- Fernando Silva
- De São Paulo para a BBC News Brasil
Hoje, Malu Mader não tem dúvidas em relação a Anos Rebeldes, minissérie protagonizada por ela e que estreou há 30 anos. “A importância dela é relembrar às pessoas quão horroroso e trágico é um período em que não existe liberdade”, diz em entrevista à BBC News Brasil.
Quando leu o roteiro em casa, em Penedo, no Rio de Janeiro, uma incerteza ainda pairava no ar sobre qual personagem a atraía mais, enquanto vibrava com os diálogos e a sinopse da criação de Gilberto Braga (1945-2021).
“Lembro de ter pensado ‘puxa, queria fazer a Heloísa'”, conta a atriz, referindo-se à jovem da alta sociedade carioca que adere à luta armada para combater a ditadura militar brasileira na década de 1960, vivida por sua colega de elenco Cláudia Abreu.
Logo, porém, Maria Lúcia, a personagem que acabaria interpretando na trama, a conquistaria com seus atrativos dramatúrgicos.
“Sempre brincava com os meus colegas que tem personagem de remar e outros de surfar. Uns que parece que você vai entrar numa onda – não que sejam fáceis, mas fluem mais. E outros que tem de ir buscar, laçar”, explica.
“E a Maria Lúcia tinha um sentimento de ser muito individualista em uma época em que era bacana você pensar no coletivo, no todo. Então, eu tinha de compreendê-la, ter empatia para poder fazê-la e gerar empatia nas pessoas. Remar um pouquinho.”
Naquele ano de 1992, Malu já era um dos maiores nomes da TV brasileira, tendo estrelado as novelas Fera Radical (1988) e Top Model (1989), e sua escalação como a mocinha de Anos Rebeldes não causou surpresa.
No programa da Globo, que colocaria o período da ditadura, a repressão dos governos militares à oposição e a guerrilha urbana no centro das ações, ela faria uma jovem que buscava segurança, contrária a arroubos políticos e apaixonada justamente por um militante do movimento estudantil, João Alfredo, interpretado por Cássio Gabus Mendes.
O papel de destaque na minissérie remetia a outro folhetim do mesmo formato exibido pela emissora, em repetição de uma antiga parceria de sucesso com Gilberto Braga.
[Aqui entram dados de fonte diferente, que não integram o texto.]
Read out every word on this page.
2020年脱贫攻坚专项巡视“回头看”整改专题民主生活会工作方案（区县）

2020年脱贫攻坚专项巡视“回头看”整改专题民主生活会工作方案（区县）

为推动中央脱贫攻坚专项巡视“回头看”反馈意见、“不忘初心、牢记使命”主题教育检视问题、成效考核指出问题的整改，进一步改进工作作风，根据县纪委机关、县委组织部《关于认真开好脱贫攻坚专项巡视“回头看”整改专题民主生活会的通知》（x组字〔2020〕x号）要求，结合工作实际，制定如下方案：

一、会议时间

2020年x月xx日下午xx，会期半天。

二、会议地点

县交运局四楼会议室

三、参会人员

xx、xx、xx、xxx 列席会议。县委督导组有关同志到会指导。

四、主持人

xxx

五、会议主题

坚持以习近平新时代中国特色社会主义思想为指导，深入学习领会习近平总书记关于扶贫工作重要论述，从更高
Em Anos Dourados, exibida em maio de 1986, levando às telas o Rio de Janeiro da década de 1950, com seus bailes de gala, preconceitos e repressões sexuais, a atriz interpretava Lurdinha. Principal personagem feminina da narrativa, ela era a normalista do Instituto de Educação que se envolvia com Marcos (Felipe Camargo), aluno do Colégio Militar.
Rejeitada pela família de Lurdinha na trama, que não queria saber da garota namorar um “filho de pais separados”, a história de amor proibido do casal ganhou o público. Contada em 20 capítulos, alcançou segundo pesquisa do Ibope, uma audiência média de 38,3% dos domicílios sintonizados no programa no Rio de Janeiro e de 35,3% em São Paulo no horário das 22h.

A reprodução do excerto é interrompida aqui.